Wednesday, 27 September 2017

Dyson Working On Electric Car, Unclear If It Will Double As Street Sweeper

After years of pushing bright yellow pricey vacuum cleaners, Dyson says it’s now working on a new set of wheels — and these won’t fit in your hall closet.

Founder James Dyson sent an email to employees this week announcing a plan to clean up the air we breathe — instead of your dirty living room carpet — with a new electric vehicle slated to launch in 2020.

“We’ve started building an exceptional team that combines top Dyson engineers with talented individuals from the automotive industry,” he wrote, adding that the team is already over 400 strong, and that he’s committed to investing investing £2 billion on the endeavor.
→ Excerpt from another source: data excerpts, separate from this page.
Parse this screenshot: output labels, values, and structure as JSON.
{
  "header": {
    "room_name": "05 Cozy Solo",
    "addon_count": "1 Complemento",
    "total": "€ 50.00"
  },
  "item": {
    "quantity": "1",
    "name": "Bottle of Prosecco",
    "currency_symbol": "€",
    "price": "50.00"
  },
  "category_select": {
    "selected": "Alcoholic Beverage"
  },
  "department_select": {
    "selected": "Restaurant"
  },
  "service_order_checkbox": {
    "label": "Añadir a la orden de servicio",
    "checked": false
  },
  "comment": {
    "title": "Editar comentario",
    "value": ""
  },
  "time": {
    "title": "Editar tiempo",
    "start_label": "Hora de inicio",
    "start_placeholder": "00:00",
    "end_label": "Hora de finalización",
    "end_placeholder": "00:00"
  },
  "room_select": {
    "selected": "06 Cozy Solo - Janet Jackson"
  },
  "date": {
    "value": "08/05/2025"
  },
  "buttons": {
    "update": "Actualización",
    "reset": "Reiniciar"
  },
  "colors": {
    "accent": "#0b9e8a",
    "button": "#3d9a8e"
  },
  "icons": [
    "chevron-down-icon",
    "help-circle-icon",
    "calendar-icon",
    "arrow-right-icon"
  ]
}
As for details like who’s building the cars or whether or not the company is partnering with anyone, Dyson only says that project will “grow quickly” from this point, but that they’re not ready to release any specifics, citing fierce competition for new technology in the automotive industry.

Man on a mission

Preventing pollution from cars has been a longtime desire, Dyson writes in the letter, recounting how the company started work on a cyclonic filter that could be fitted on a vehicle’s exhaust system to trap particulates back in 1990. But after developing several prototypes, the company found to its chagrin that no one at the time was interested in the diesel exhaust capture project, so Dyson shut it down.

“The industry said that ‘disposing’ of collected soot was too much of a problem,” Dyson wrote. “Better to breathe it in?”

Despite that, it’s remained his ambition “to find a solution to the global problem of air pollution.” To that end, a few years ago, he committed the company to build new battery technologies, “with the belief that electrically-powered vehicles would solve the vehicle pollution problem.”

“At this moment, we finally have the opportunity to bring all our technologies together in a single product,” Dyson wrote. “Rather than filtering emissions at the exhaust pipe, today we have the ability to solve it at the source.”